Image: Bloomberg
Tencent Holdings Ltd.’s revenue beat expectations after Covid-19 lockdowns propelled gaming sales to their fastest pace of growth since 2017, sending shares surging in Hong Kong.
The WeChat operator’s revenue rose 26% to 108.1 billion yuan ($15.2 billion) after online gaming sales leapt 31% during the coronavirus-stricken March quarter, helping offset shrinking ad budgets and a record Chinese economic contraction. Shares rose as much as 4% Thursday, their biggest gain in more than a month.

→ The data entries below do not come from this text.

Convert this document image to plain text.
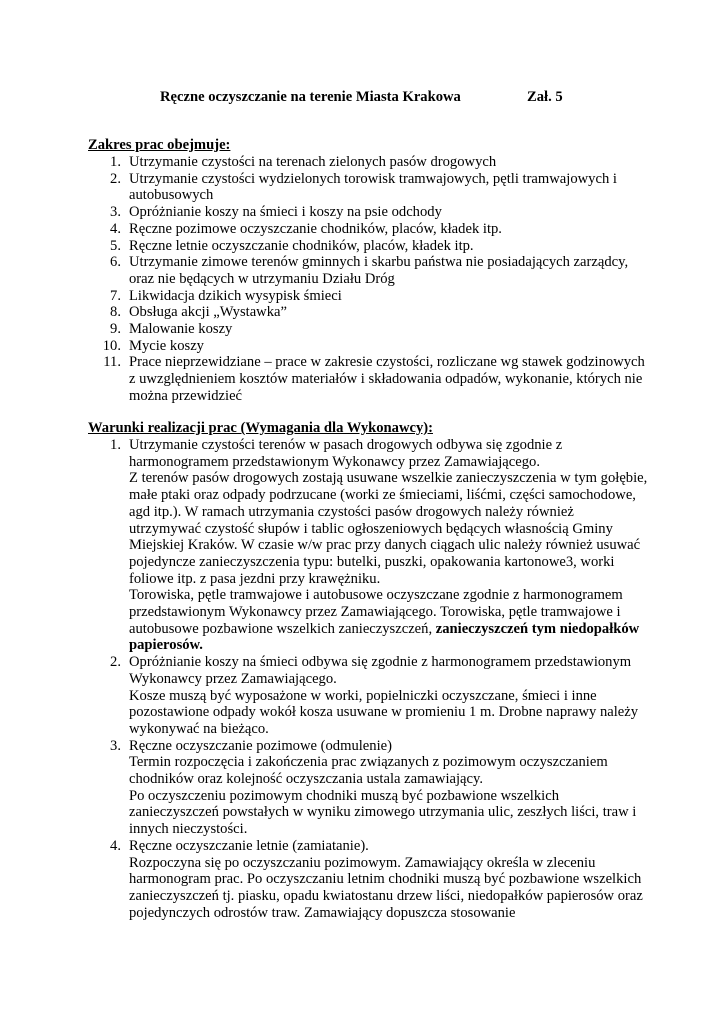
Ręczne oczyszczanie na terenie Miasta Krakowa	Zał. 5
Zakres prac obejmuje:
1. Utrzymanie czystości na terenach zielonych pasów drogowych
2. Utrzymanie czystości wydzielonych torowisk tramwajowych, pętli tramwajowych i autobusowych
3. Opróżnianie koszy na śmieci i koszy na psie odchody
4. Ręczne pozimowe oczyszczanie chodników, placów, kładek itp.
5. Ręczne letnie oczyszczanie chodników, placów, kładek itp.
6. Utrzymanie zimowe terenów gminnych i skarbu państwa nie posiadających zarządcy, oraz nie będących w utrzymaniu Działu Dróg
7. Likwidacja dzikich wysypisk śmieci
8. Obsługa akcji „Wystawka”
9. Malowanie koszy
10. Mycie koszy
11. Prace nieprzewidziane – prace w zakresie czystości, rozliczane wg stawek godzinowych z uwzględnieniem kosztów materiałów i składowania odpadów, wykonanie, których nie można przewidzieć
Warunki realizacji prac (Wymagania dla Wykonawcy):
1. Utrzymanie czystości terenów w pasach drogowych odbywa się zgodnie z harmonogramem przedstawionym Wykonawcy przez Zamawiającego.
Z terenów pasów drogowych zostają usuwane wszelkie zanieczyszczenia w tym gołębie, małe ptaki oraz odpady podrzucane (worki ze śmieciami, liśćmi, części samochodowe, agd itp.). W ramach utrzymania czystości pasów drogowych należy również utrzymywać czystość słupów i tablic ogłoszeniowych będących własnością Gminy Miejskiej Kraków. W czasie w/w prac przy danych ciągach ulic należy również usuwać pojedyncze zanieczyszczenia typu: butelki, puszki, opakowania kartonowe3, worki foliowe itp. z pasa jezdni przy krawężniku.
Torowiska, pętle tramwajowe i autobusowe oczyszczane zgodnie z harmonogramem przedstawionym Wykonawcy przez Zamawiającego. Torowiska, pętle tramwajowe i autobusowe pozbawione wszelkich zanieczyszczeń, zanieczyszczeń tym niedopałków papierosów.
2. Opróżnianie koszy na śmieci odbywa się zgodnie z harmonogramem przedstawionym Wykonawcy przez Zamawiającego.
Kosze muszą być wyposażone w worki, popielniczki oczyszczane, śmieci i inne pozostawione odpady wokół kosza usuwane w promieniu 1 m. Drobne naprawy należy wykonywać na bieżąco.
3. Ręczne oczyszczanie pozimowe (odmulenie)
Termin rozpoczęcia i zakończenia prac związanych z pozimowym oczyszczaniem chodników oraz kolejność oczyszczania ustala zamawiający.
Po oczyszczeniu pozimowym chodniki muszą być pozbawione wszelkich zanieczyszczeń powstałych w wyniku zimowego utrzymania ulic, zeszłych liści, traw i innych nieczystości.
4. Ręczne oczyszczanie letnie (zamiatanie).
Rozpoczyna się po oczyszczaniu pozimowym. Zamawiający określa w zleceniu harmonogram prac. Po oczyszczaniu letnim chodniki muszą być pozbawione wszelkich zanieczyszczeń tj. piasku, opadu kwiatostanu drzew liści, niedopałków papierosów oraz pojedynczych odrostów traw. Zamawiający dopuszcza stosowanie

The numbers underscore how Tencent’s among the more resilient of China’s internet giants thanks to its bread-and-butter gaming division, which rode an upswell of spending from homebound players in the world’s largest gaming arena. But the company warned those gains could peter out as China returned to normality and went back to work, while global macro uncertainty may continue to depress spending by corporations on online advertising.
Ad spending on “long-form video from multinationals has seen a substantial step-down,” Chief Strategy Officer James Mitchell told analysts on a conference call, adding those clients account for about half the business. “You should expect media advertising revenue to be under pressure in the second quarter of the year.”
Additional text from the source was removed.